Regulatory networks underlying mycorrhizal development delineated by genome-wide expression profiling and functional analysis of the transcription factor repertoire of the plant symbiotic fungus Laccaria bicolor. Y Daguerre, E Levati, J Ruytinx, E Tisserant, E Morin, A Kohler, … BMC genomics 18 (1), 737
Ectomycorrhizal (ECM) fungi develop a mutualistic symbiotic interaction with the roots of their host plants. During this process, they undergo a series of developmental transitions from the running hyphae in the rhizosphere to the coenocytic hyphae forming finger-like structures within the root apoplastic space. These transitions, which involve profound, symbiosis-associated metabolic changes, also entail a substantial transcriptome reprogramming with coordinated waves of differentially expressed genes. To date, little is known about the key transcriptional regulators driving these changes, and the aim of the present study was to delineate and functionally characterize the transcription factor (TF) repertoire of the model ECM fungus Laccaria bicolor.
We curated the L. bicolor gene models coding for transcription factors and assessed their expression and regulation in Poplar and Douglas fir ectomycorrhizae. We identified 285 TFs, 191 of which share a significant similarity with known transcriptional regulators. Expression profiling of the corresponding transcripts identified TF-encoding fungal genes differentially expressed in the ECM root tips of both host plants. The L. bicolor core set of differentially expressed TFs consists of 12 and 22 genes that are, respectively, upregulated and downregulated in symbiotic tissues. These TFs resemble known fungal regulators involved in the control of fungal invasive growth, fungal cell wall integrity, carbon and nitrogen metabolism, invasive stress response and fruiting-body development.
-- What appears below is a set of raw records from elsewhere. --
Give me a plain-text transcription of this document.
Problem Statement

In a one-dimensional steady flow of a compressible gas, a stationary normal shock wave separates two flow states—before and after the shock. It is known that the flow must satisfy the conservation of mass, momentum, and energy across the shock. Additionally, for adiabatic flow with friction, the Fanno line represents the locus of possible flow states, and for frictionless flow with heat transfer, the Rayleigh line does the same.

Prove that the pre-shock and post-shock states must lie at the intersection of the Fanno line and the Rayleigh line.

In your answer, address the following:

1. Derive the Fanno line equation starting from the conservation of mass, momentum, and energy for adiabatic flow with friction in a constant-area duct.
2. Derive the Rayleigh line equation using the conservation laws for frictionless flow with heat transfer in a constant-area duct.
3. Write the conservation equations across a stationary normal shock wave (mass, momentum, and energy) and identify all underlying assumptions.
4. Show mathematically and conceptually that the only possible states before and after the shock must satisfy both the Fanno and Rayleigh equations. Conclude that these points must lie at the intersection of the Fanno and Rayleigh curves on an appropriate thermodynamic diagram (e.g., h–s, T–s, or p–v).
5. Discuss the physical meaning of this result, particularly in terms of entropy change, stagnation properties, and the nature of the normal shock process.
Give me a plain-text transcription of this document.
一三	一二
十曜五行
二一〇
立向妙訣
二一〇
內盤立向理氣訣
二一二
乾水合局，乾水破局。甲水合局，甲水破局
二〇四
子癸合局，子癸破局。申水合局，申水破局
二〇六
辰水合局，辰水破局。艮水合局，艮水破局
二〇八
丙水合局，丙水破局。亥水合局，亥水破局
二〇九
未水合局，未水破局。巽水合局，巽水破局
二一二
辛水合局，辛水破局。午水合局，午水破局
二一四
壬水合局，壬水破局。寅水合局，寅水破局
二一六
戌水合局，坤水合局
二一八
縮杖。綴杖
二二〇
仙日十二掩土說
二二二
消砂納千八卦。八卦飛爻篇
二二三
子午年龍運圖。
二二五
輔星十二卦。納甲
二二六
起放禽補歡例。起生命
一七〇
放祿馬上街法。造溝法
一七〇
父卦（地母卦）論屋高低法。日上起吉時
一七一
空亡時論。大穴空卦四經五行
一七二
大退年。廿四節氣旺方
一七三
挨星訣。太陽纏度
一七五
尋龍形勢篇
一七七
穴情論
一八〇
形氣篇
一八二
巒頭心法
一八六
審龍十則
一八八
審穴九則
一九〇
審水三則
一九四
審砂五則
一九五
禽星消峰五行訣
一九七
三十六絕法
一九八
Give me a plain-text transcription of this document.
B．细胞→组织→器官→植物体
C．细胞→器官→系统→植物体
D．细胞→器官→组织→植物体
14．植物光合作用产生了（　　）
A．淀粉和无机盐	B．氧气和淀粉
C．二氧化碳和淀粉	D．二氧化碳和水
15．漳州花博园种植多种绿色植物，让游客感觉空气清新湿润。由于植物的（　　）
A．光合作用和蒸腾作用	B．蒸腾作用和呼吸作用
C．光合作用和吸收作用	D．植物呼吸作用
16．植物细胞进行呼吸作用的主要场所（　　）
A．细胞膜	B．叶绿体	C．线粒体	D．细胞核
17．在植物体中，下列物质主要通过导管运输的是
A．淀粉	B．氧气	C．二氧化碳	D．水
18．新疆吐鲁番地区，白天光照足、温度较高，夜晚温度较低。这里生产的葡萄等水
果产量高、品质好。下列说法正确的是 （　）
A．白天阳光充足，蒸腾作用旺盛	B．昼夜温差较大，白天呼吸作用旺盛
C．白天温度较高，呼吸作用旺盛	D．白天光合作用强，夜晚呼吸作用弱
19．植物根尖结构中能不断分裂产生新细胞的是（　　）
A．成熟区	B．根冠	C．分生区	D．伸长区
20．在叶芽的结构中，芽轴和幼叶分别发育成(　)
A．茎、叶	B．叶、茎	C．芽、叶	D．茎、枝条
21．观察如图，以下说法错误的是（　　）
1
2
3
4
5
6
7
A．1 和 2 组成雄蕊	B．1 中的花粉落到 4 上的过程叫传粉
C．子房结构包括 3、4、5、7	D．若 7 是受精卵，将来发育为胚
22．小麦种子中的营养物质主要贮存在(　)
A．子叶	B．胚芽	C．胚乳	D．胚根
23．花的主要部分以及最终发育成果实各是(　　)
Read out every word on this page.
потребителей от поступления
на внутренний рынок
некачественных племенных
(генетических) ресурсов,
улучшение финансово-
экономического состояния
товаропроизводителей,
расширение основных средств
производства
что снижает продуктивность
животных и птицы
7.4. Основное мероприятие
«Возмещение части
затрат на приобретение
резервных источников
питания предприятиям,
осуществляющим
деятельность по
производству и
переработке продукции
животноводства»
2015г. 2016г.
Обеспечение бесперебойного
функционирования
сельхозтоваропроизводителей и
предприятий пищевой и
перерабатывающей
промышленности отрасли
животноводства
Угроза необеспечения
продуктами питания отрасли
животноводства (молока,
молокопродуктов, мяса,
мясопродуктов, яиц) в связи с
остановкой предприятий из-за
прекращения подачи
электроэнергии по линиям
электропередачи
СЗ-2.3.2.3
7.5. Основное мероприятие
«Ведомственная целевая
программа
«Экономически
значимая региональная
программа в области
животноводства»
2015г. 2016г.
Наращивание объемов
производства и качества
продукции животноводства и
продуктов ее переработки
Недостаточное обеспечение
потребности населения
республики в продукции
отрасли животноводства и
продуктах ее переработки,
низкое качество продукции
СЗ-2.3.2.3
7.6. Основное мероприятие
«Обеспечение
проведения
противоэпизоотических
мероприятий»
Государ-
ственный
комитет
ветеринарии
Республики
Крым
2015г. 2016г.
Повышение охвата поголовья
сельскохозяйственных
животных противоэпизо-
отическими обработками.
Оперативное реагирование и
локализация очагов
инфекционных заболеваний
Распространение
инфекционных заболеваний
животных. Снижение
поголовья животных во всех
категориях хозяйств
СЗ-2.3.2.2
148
However, this core set of mycorrhiza-regulated TFs seems to be characteristic of L. bicolor and our data suggest that each mycorrhizal fungus has evolved its own set of ECM development regulators. A subset of the above TFs was functionally validated with the use of a heterologous, transcription activation assay in yeast, which also allowed the identification of previously unknown, transcriptionally active yet secreted polypeptides designated as Secreted Transcriptional Activator Proteins (STAPs).
Transcriptional regulators required for ECM symbiosis development in L. bicolor have been uncovered and classified through genome-wide analysis. This study also identifies the STAPs as a new class of potential ECM effectors, highly expressed in mycorrhizae, which may be involved in the control of the symbiotic root transcriptome.